Among the fired was then Times-Pic Managing Editor Dan Shea, who eight years back had spoken of solidarity between management and publishers. The occasion of those remarks had been Shea taking bonus money to cross the picket line and scab for the owners of the Youngstown, Ohio Vindicator while its unionized employees were on strike, an arrangement brokered by the Newhouses.
I tell this sorry tale because when you’re management, you have power over workers. It’s not hard to delude yourself into thinking your interests are congruent with those of the owners; it may even be necessary for effective management. That delusion makes management super-duper useful to owners, right up until a given manager ceases to be useful and is discarded like the pawn she or he was.

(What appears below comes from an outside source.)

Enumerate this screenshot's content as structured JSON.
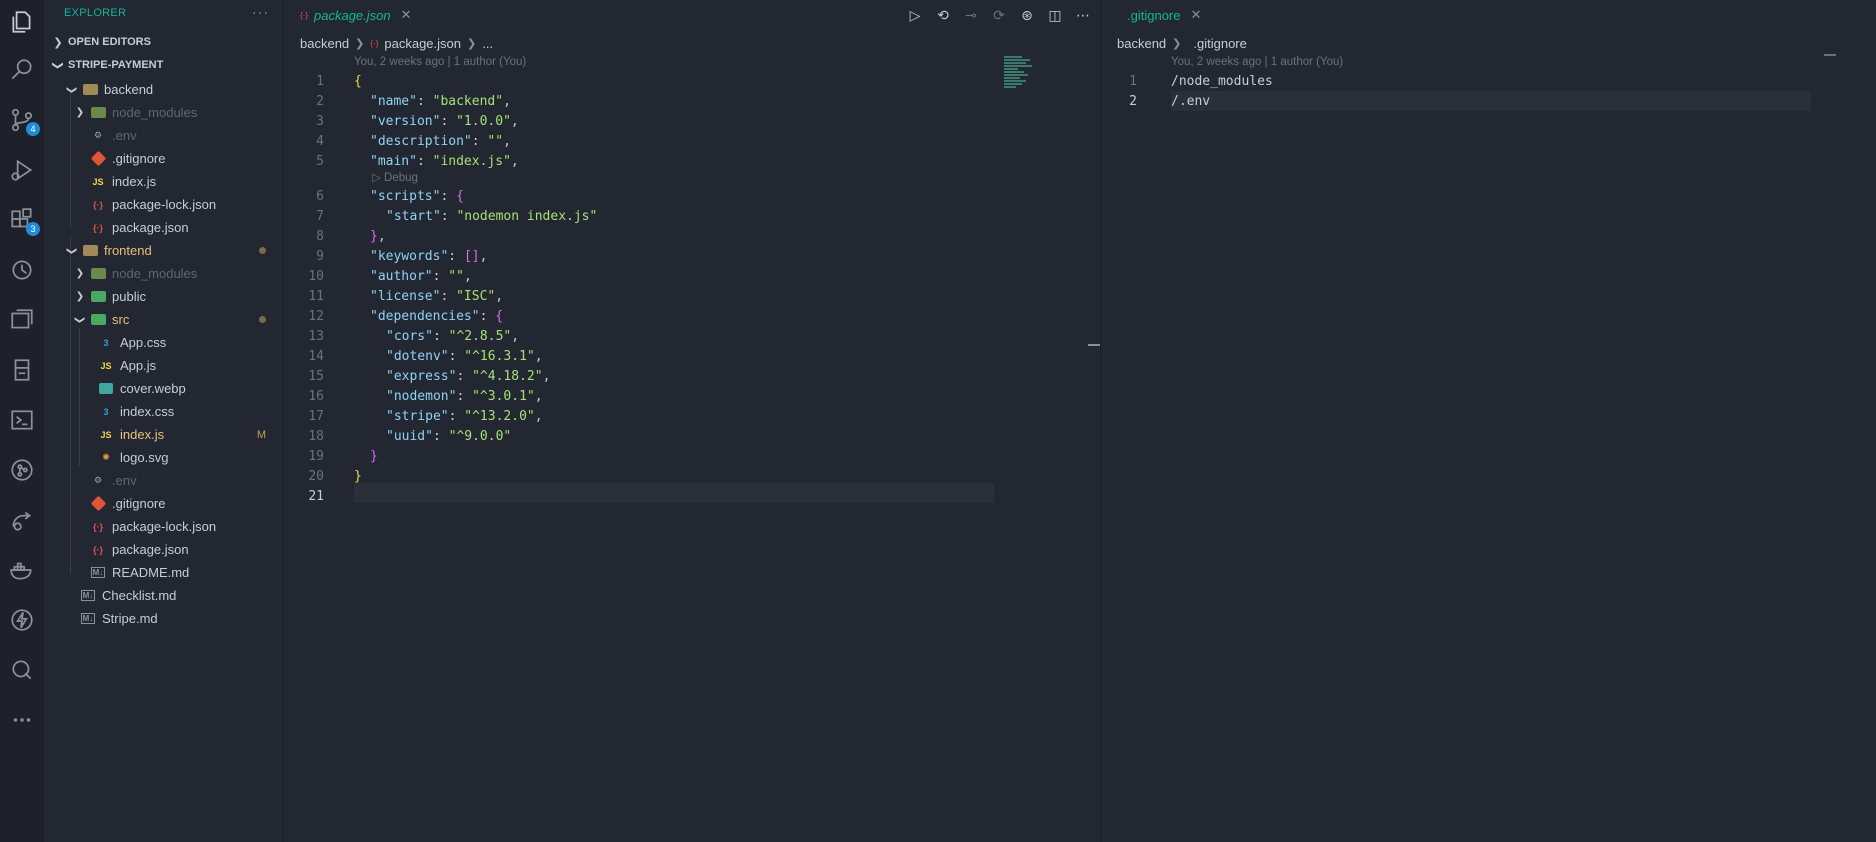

In the wake of the 2012 bloodbath, John Georges, a Baton Rouge businessman whose fortune came largely from “fruit machine” gambling devices, bought the bloodlessly right-wing Baton Rouge Advocate. He opened a New Orleans bureau, launching a New Orleans daily edition staffed in part with those laid off from the Times-Pic. He’s since begun a Lafayette edition as well. While The New Orleans Advocate is a good daily—far better than what most of the country gets by with—John Georges as savior of the daily newspaper is not a narrative I’d urge anyone to take up. He’s a billionaire, like the Newhouses, and I don’t believe The Advocate has any more worker protections in place than did the Times-Picayune.
5. Blaming those that remain at NOLA.com (besides the sell-outs in management) is dangerously misdirected.
The Columbia Journalism Review said NOLA.com’s Baton Rouge bureau, initially run by now “Vice President for Innovation” James O’Byrne, was “widely viewed internally as an embarrassment.” It was opened by Mathews et al. as a wasteful gesture, a petty slap at John Georges, but this sad piece of gamesmanship did employ real human beings who, despite a lack of editorial leadership, tried to do what they thought they were supposed to. Now, two years later, the Baton Rouge bureau’s been closed down as capriciously as it was opened. Some of its young faces are trooping down I-10 to take up (more cheaply) the work left by those fired in New Orleans.
I shouldn’t need to say this, but animosity towards NOLA.com’s surviving journalists—or, as NOLA.com’s press release branded them, “content staffers”—is as misguided as blaming sharecroppers for supporting the wealth of their landlord. Georges’ Advocate and what’s left of the Times-Pic aren’t teams one should root for or against. Their employees aren’t millionaire NFL players. Both our city’s daily paper and the webalized dregs of its former daily paper are commercial media outlets owned by arbitrary billionaires, and both have great reporters and photographers on staff.
If you’ve never lived through a mass layoff, you don’t know how horrific it can be even for those left behind. Besides the soul-crushing insecurity and precarity, there is survivor’s guilt, compounded by lose-lose choices: take a just-fired friend’s job at steeply reduced salary, or go on the unemployment line. The remaining staff at NOLA.com are traumatized and in mourning. They’re not idiots. They know their bosses are scum (though perhaps not worse scum than whoever you work for). The rank-and-file employees don’t have power in this situation, and blaming those without power for the actions of the powerful only serves the interests of the powerful. The reporters and photographers of NOLA.com take their work seriously. They want to do work they believe in, same as anyone. If they were shitheads, they’d be in management by now.